Page:Braddon - Henry Dunbar, 1869, tome I.djvu/80

La bibliothèque libre.
Le texte de cette page a été corrigé et est conforme au fac-similé.
76
HENRY DUNBAR

Pouvez-vous me rendre les trente-cinq années de ma vie que j’ai perdues et enlever la tache infamante qui les a souillées ? Pouvez-vous faire revivre ma mère morte il y a bien longtemps le cœur brisé par mon malheur ? Pouvez-vous ressusciter les morts ? Pouvez-vous me donner des souvenirs agréables, des pensées calmes ou l’espoir du pardon de Dieu ? Non !… non !… vous ne pouvez me donner rien de tout cela.

Dunbar était essentiellement homme du monde. Il ne s’emportait pas. C’était un homme à manières de gentleman très-rarement démonstratives, et il ne demandait qu’à vivre agréablement.

Il était complètement égoïste et sans cœur. Mais comme il possédait une grande fortune, on lui pardonnait volontiers d’aussi minces défauts que ceux de l’égoïsme et du manque de cœur, et on faisait tout haut l’éloge de la grâce de ses manières et de l’élégance de sa personne.
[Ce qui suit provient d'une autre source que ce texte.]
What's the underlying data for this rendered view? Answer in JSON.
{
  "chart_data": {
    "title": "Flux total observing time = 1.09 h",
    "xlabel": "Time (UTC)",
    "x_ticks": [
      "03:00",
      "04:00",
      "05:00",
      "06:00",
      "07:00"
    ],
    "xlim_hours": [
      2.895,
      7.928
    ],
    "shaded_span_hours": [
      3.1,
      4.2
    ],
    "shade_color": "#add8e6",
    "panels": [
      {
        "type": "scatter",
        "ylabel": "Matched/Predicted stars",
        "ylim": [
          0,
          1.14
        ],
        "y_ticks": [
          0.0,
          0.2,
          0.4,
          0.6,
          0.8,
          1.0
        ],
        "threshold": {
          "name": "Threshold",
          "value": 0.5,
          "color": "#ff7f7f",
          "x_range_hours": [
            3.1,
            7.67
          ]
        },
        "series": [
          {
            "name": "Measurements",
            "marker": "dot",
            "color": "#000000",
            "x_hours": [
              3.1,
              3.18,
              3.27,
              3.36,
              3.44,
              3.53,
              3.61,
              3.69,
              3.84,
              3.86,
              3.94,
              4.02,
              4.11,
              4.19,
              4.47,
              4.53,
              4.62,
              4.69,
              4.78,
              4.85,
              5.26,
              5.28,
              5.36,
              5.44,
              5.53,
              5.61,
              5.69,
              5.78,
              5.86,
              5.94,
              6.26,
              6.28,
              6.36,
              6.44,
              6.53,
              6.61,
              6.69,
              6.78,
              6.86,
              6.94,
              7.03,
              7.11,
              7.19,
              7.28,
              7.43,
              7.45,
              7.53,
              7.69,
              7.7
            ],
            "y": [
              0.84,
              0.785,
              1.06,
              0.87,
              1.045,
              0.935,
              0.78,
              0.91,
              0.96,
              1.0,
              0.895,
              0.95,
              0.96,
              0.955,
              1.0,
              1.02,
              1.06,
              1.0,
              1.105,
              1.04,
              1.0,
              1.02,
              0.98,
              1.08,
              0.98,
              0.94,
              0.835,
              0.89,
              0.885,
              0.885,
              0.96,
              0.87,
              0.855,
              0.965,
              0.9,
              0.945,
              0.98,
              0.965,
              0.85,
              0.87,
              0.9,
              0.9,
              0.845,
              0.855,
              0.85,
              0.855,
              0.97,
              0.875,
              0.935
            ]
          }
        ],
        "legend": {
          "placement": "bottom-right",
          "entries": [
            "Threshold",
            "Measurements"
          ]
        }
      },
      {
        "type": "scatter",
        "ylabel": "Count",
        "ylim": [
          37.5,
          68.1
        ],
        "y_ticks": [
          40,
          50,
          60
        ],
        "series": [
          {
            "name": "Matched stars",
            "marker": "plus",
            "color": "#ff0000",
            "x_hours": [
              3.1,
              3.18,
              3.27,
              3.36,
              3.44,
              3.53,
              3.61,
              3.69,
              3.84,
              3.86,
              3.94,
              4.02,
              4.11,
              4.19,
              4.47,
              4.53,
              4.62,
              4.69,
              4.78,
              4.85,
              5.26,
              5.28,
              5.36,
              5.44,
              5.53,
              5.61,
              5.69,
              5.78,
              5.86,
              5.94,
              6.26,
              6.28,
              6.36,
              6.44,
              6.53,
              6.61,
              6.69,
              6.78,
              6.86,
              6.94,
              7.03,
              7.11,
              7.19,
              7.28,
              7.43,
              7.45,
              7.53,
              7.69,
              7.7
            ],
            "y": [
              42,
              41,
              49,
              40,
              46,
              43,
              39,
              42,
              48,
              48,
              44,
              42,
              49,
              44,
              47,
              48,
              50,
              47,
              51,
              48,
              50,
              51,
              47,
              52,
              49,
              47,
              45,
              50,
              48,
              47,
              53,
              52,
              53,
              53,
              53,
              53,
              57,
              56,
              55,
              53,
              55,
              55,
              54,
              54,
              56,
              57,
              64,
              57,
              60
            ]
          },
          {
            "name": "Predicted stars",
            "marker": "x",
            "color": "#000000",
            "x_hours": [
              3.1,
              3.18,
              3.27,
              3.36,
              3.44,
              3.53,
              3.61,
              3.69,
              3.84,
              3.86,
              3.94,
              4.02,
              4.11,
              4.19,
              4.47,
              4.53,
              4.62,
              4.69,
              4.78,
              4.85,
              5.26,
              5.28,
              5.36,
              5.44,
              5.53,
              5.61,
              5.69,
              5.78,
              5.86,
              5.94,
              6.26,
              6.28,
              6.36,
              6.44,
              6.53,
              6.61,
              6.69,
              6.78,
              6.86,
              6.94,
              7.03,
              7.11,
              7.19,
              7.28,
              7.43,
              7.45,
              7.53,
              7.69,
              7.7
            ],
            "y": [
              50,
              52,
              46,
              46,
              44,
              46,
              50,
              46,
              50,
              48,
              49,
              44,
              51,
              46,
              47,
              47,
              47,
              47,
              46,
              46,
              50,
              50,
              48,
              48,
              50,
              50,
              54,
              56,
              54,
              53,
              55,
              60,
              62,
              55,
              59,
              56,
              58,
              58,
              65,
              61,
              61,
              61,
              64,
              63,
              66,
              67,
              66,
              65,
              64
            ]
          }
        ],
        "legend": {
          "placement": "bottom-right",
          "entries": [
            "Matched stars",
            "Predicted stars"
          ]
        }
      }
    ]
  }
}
— Mon cher Wilmot, — dit-il sans être le moins du monde troublé par la véhémence de son compagnon, — tout cela est bien sentimental. Évidemment je ne puis vous rendre le passé. Le passé était à vous et vous pouviez l’arranger à votre guise. Si vous vous êtes écarté du bon chemin, vous n’avez pas le droit d’en rejeter le blâme sur moi. Ne parlez pas, je vous en prie, de cœurs brisés, d’existences perdues, et de toutes ces choses. Je suis un homme du monde, et j’apprécie tout cela à sa juste valeur. Je suis fâché de vous avoir mis jadis dans l’embarras, et je suis prêt à réparer d’une manière raisonnable le mal que vous a fait cette vieille affaire. Je ne puis vous rendre le passé, mais je puis vous donner la chose pour laquelle la plupart des hommes sont prêts à vendre le passé, le présent et le futur ; je puis vous donner de l’argent.

— Combien ? — demanda Wilmot avec une rage mal déguisée.